(CNN) – Texas Gov. Rick Perry cut a TV new ad backing Lt. Gov. David Dewhurst in his campaign for U.S. Senate, a little more than a week ahead of the Lone Star State's Republican primary.
"We have a lot to be proud of," the former presidential candidate said in the ad released Monday. "That's why I'm proud to endorse David Dewhurst."
Perry first officially endorsed Dewhurst in April. The Senate candidate has served as Perry's right-hand man in Austin for nearly ten years and stumped for the governor during his unsuccessful presidential campaign.
Like many GOP Senate primaries this cycle, the race in Texas has shaped into a contest between a candidate with establishment support-Dewhurst-and a tea party favored contender with backing from national conservative groups-Ted Cruz.
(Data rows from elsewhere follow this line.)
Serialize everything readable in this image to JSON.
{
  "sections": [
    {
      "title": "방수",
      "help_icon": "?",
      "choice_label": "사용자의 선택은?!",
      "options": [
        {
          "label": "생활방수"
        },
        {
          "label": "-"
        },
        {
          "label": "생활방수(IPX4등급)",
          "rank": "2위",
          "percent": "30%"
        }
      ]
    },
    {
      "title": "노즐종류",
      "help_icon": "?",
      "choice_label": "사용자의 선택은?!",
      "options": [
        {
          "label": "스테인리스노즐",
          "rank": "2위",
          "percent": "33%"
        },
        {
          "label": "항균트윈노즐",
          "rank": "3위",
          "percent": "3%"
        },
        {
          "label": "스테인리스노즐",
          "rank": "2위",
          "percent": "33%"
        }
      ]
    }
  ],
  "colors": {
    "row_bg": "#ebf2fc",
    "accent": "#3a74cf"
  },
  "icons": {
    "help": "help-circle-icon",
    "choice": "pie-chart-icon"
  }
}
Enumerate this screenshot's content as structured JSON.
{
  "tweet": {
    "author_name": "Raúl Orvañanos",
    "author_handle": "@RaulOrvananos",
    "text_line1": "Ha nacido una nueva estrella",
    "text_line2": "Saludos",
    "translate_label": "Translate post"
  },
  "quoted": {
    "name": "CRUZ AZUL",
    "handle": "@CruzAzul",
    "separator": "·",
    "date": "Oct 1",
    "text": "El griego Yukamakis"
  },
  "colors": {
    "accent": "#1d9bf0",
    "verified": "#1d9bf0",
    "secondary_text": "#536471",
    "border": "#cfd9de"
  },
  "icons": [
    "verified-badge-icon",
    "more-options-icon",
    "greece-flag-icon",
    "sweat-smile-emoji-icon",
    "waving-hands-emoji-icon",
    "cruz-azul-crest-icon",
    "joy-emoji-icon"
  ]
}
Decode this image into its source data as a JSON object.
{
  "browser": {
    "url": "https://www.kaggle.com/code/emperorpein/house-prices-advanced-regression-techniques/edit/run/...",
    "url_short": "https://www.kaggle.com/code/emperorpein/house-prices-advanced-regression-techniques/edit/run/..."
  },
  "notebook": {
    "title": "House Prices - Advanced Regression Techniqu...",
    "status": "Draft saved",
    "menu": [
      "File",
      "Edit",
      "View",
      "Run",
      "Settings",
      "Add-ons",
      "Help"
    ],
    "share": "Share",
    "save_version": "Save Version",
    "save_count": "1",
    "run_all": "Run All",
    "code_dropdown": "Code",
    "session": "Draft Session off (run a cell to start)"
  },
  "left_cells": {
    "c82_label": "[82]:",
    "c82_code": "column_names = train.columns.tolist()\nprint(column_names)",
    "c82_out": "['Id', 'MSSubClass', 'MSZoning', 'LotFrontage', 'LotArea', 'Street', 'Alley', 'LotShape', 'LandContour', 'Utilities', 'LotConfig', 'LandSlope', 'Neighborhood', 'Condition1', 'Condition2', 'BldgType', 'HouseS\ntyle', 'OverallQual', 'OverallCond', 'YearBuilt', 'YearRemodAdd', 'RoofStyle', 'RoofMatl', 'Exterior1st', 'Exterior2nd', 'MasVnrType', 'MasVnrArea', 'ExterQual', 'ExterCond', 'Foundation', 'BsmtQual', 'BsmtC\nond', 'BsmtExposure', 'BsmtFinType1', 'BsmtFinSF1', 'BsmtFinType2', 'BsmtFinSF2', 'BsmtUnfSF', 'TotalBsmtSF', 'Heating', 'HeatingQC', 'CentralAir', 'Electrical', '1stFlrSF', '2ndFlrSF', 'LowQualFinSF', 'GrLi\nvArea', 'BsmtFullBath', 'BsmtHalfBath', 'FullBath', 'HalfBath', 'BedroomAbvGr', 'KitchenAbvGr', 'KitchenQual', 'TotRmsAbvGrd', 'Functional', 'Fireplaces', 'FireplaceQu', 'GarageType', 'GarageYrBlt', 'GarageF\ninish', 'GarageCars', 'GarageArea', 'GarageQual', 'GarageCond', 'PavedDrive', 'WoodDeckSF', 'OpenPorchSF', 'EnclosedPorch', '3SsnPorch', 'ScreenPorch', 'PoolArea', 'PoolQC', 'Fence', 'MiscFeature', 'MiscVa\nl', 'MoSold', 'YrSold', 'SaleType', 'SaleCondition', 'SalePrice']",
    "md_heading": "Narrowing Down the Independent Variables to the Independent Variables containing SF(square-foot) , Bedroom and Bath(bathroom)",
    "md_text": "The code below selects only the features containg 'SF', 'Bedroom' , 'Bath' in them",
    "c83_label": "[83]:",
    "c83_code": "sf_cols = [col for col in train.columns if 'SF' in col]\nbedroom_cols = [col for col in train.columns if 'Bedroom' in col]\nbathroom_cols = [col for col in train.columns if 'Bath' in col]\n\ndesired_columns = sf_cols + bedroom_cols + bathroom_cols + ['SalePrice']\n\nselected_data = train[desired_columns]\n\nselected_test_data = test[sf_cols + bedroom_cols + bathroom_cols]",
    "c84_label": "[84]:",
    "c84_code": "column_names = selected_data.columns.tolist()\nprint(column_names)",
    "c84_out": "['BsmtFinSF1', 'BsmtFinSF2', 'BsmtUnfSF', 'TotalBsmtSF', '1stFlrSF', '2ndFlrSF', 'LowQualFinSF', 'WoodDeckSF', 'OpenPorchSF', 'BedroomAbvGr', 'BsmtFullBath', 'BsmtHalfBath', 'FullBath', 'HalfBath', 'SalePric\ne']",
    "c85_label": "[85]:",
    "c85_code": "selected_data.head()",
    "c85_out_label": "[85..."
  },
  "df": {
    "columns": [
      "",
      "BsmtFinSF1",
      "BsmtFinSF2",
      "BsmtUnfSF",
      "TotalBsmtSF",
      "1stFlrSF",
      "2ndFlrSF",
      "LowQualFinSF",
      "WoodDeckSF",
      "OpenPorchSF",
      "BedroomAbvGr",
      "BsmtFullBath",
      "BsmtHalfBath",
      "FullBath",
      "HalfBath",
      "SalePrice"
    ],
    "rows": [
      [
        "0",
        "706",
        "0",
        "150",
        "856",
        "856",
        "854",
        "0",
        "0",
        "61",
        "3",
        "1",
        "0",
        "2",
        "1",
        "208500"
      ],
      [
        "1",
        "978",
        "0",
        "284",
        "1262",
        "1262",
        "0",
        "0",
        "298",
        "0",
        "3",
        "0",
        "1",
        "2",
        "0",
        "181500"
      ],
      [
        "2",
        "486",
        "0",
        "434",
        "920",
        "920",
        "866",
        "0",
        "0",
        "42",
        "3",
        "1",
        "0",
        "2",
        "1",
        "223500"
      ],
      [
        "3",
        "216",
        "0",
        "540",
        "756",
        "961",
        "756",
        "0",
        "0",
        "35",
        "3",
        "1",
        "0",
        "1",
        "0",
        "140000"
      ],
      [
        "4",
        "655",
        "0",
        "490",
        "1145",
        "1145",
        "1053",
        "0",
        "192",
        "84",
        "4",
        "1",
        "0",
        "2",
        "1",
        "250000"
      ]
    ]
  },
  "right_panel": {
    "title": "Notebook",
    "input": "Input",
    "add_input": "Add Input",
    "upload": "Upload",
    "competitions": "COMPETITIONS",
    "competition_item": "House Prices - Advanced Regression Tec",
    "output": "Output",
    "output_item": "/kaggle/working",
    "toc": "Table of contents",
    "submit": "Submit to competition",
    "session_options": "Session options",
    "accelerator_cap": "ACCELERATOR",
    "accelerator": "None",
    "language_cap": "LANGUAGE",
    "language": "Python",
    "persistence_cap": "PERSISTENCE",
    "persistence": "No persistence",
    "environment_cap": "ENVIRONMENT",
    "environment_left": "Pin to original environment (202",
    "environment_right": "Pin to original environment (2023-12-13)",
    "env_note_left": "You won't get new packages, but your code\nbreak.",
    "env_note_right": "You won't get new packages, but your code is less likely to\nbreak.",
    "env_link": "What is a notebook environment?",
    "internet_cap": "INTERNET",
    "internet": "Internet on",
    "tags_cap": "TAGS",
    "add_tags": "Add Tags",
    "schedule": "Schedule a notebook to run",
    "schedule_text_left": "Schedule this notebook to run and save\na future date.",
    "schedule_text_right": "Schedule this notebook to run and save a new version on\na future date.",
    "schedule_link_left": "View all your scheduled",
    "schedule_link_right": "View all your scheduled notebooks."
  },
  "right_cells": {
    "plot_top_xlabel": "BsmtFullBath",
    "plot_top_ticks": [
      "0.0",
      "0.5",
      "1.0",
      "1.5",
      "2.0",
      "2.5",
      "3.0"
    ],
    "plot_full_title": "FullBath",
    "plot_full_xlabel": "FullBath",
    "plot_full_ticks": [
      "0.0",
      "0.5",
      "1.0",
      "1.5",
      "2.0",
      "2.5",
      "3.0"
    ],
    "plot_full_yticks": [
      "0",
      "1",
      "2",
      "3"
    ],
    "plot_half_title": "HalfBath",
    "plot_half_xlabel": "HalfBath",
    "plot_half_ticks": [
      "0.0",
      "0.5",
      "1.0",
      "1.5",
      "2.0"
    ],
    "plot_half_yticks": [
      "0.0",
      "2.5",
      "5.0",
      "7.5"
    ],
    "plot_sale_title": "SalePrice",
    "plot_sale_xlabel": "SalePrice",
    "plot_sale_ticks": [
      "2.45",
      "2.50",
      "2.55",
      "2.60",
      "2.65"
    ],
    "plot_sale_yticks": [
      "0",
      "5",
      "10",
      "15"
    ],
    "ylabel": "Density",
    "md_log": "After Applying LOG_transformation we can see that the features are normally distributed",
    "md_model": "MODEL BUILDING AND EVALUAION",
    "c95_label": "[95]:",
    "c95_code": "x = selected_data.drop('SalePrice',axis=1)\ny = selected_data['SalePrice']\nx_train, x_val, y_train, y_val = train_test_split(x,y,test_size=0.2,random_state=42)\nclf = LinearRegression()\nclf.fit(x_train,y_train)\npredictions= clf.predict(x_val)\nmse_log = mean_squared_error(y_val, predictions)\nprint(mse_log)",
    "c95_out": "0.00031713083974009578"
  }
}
In the polls, however, Dewhurst has long remained ahead of his rivals, including Cruz, and his campaign has fought hard to boost the lieutenant governor's conservative credentials against a tsunami of attack ads.
"David's the one candidate best prepared to make conservative change happen in Washington," Perry said in the ad. "Don't let anyone tell you different."
While Dewhurst has seen larger fundraising hauls than Cruz, his opponent has attracted national attention and significant spending from independent groups on his behalf.
FreedomWorks, a conservative grassroots organization, said it has dropped $150,000 into the race on get-out-the-vote efforts, while the fiscal group Club for Growth said it has spent a whopping $2 million, in addition to bundling $750,000 from its members directly into Cruz's campaign.
Perry's ad came after Sarah Palin threw her voice into the race. She endorsed Cruz earlier this month in a nod that the campaign credits with sparking a "huge surge."
Early voting has already started in Texas, with the final contest date set for May 29. Dewhurst would need to win 50% of the vote in order to avoid a run-off primary this summer.
Former Dallas Mayor Tom Leppert and ESPN broadcaster Craig James are also running for the seat, soon to be vacated by retiring Sen. Kay Bailey Hutchison.